No, it’s about Brooklyn now, a confused, living museum that honors its own geographical memory through a bizarre cultural cannibalism. The song’s not about Brooklyn 30 years ago, that long-gone, ideal Brooklyn where artists lived fast and cheap. At first it sounds like she’s talking about an older man, but it turns out she’s talking about a whole bunch of them: Lou Reed, the Beats, the first generation of jazz musicians, and so on. “They say I’m too young to love you,” she simpers on “Brooklyn Baby”. Shedding the tight choruses and hip-hop samples that propelled her debut, Del Rey now plunges fully into the 21st-century impulse to fetishize 20th-century culture. Here, she dons a genre that once framed an idealized vision of female longing and fills it with all those other women: the women implied by the songs that men were singing about, the women that served as fodder for generations of male heartbreak. It doesn’t loop back through the roles played by last century’s women singers, though Del Rey wields classic femininity as an aesthetic weapon. Ultraviolence, meanwhile, sounds nostalgic. They’ve adopted a mode of playing and writing that’s well-trod and easy to recall fondly. The Black Keys find comfort in the 1970s. Here’s a gallery of the bad ones.īoth Del Rey and Auerbach draw upon signifiers of 20th-century culture, but their motivations for looking back seem miles apart.
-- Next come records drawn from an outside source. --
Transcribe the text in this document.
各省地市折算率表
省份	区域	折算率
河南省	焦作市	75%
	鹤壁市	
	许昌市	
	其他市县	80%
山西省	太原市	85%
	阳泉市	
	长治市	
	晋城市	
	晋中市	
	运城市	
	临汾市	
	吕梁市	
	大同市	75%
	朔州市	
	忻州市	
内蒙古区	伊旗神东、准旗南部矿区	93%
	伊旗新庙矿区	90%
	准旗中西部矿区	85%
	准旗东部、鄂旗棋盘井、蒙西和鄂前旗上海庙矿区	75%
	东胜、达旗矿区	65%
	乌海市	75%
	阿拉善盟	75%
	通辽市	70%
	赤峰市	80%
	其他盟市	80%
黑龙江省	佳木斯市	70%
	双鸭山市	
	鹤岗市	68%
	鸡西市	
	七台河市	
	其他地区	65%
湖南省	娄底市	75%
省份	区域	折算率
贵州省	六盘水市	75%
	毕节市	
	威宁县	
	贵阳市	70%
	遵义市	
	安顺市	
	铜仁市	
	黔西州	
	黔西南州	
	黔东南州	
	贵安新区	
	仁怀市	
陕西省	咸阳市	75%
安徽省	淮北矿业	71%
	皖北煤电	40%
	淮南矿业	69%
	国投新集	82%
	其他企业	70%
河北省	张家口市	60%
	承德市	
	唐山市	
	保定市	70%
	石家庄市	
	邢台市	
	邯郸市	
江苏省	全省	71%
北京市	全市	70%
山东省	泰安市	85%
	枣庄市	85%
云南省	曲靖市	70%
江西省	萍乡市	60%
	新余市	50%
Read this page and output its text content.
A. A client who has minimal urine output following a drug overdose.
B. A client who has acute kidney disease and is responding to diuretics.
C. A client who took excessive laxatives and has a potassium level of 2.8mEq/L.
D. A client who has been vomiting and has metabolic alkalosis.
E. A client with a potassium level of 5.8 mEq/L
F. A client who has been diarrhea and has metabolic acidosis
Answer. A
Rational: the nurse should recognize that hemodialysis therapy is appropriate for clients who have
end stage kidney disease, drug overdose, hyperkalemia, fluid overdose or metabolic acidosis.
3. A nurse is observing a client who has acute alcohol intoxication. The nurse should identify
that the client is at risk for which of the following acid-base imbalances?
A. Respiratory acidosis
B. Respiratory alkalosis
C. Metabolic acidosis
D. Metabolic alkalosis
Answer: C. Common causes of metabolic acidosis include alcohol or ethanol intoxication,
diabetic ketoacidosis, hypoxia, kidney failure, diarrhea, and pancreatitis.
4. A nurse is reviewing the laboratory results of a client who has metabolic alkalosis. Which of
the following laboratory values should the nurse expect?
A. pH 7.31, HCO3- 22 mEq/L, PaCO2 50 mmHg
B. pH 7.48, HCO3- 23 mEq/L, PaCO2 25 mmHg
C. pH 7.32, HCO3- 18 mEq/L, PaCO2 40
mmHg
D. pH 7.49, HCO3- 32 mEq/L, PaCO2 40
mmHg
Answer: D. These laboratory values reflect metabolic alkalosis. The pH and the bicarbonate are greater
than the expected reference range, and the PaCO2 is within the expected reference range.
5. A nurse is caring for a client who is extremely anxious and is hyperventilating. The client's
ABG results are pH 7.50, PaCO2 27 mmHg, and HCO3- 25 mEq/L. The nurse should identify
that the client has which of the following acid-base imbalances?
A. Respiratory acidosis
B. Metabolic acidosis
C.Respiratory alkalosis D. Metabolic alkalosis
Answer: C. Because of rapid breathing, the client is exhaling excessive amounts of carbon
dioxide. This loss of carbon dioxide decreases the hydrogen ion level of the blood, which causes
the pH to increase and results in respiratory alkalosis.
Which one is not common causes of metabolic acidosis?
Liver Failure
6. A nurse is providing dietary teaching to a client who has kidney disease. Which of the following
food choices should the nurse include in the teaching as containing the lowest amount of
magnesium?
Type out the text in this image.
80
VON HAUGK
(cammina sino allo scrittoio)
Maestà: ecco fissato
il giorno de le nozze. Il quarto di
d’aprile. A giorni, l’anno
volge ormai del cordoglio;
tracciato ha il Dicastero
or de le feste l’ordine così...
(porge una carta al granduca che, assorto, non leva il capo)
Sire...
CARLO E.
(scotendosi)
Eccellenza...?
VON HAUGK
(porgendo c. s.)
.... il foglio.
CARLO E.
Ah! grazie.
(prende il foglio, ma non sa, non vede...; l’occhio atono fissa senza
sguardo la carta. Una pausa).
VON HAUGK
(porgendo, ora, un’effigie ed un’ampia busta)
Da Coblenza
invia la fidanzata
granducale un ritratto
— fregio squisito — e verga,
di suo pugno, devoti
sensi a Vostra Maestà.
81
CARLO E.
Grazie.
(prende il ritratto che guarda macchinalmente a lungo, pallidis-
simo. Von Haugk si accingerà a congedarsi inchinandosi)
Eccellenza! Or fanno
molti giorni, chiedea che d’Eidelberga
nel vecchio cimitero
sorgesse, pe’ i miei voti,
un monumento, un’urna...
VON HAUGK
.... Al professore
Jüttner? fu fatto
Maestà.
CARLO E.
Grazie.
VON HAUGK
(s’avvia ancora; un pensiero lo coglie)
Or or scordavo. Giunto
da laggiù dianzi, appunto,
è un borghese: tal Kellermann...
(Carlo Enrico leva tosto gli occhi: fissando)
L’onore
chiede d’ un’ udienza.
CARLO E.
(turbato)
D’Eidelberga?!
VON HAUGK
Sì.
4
hit and run lana del rey album

Her lyrics supply a wonderful foil to The Black Keys’ most recent outing, Turn Blue, which ended on the conclusion that “all the good women are gone.” Damn right, Del Rey seems to sneer. Inside the album’s big, vintage swing, she sings herself into places that Born to Die, with its pop veneer, couldn’t touch. Died of love, or died of him? Is there a difference?Īided by the production talent of The Black Keys’ Dan Auerbach, Ultraviolence presents an endlessly fascinating cornucopia of dysfunction. “I could have died right then ’cause he was right beside me,” she sings, her voice multi-tracked over itself. She hears violins and violence in the same word.

hit and run lana del rey album hit and run lana del rey album

She hears sirens, either the kind that signify emergency or the kind that lure you to be dashed against the shore. Del Rey sings about a man who nicknames her “poison” and “deadly nightshade,” then hits her in a way that makes her suspect it’s a sign of true love. She repeats the title of “He Hit Me (And It Felt Like a Kiss)”, a song written in 1962 by Gerry Goffin and Carole King, recorded by The Crystals and Phil Spector, and later disowned by King. On the title song, she sings from the throes of a physically abusive relationship. Lana Del Rey appears at her most complicated on her second album, Ultraviolence.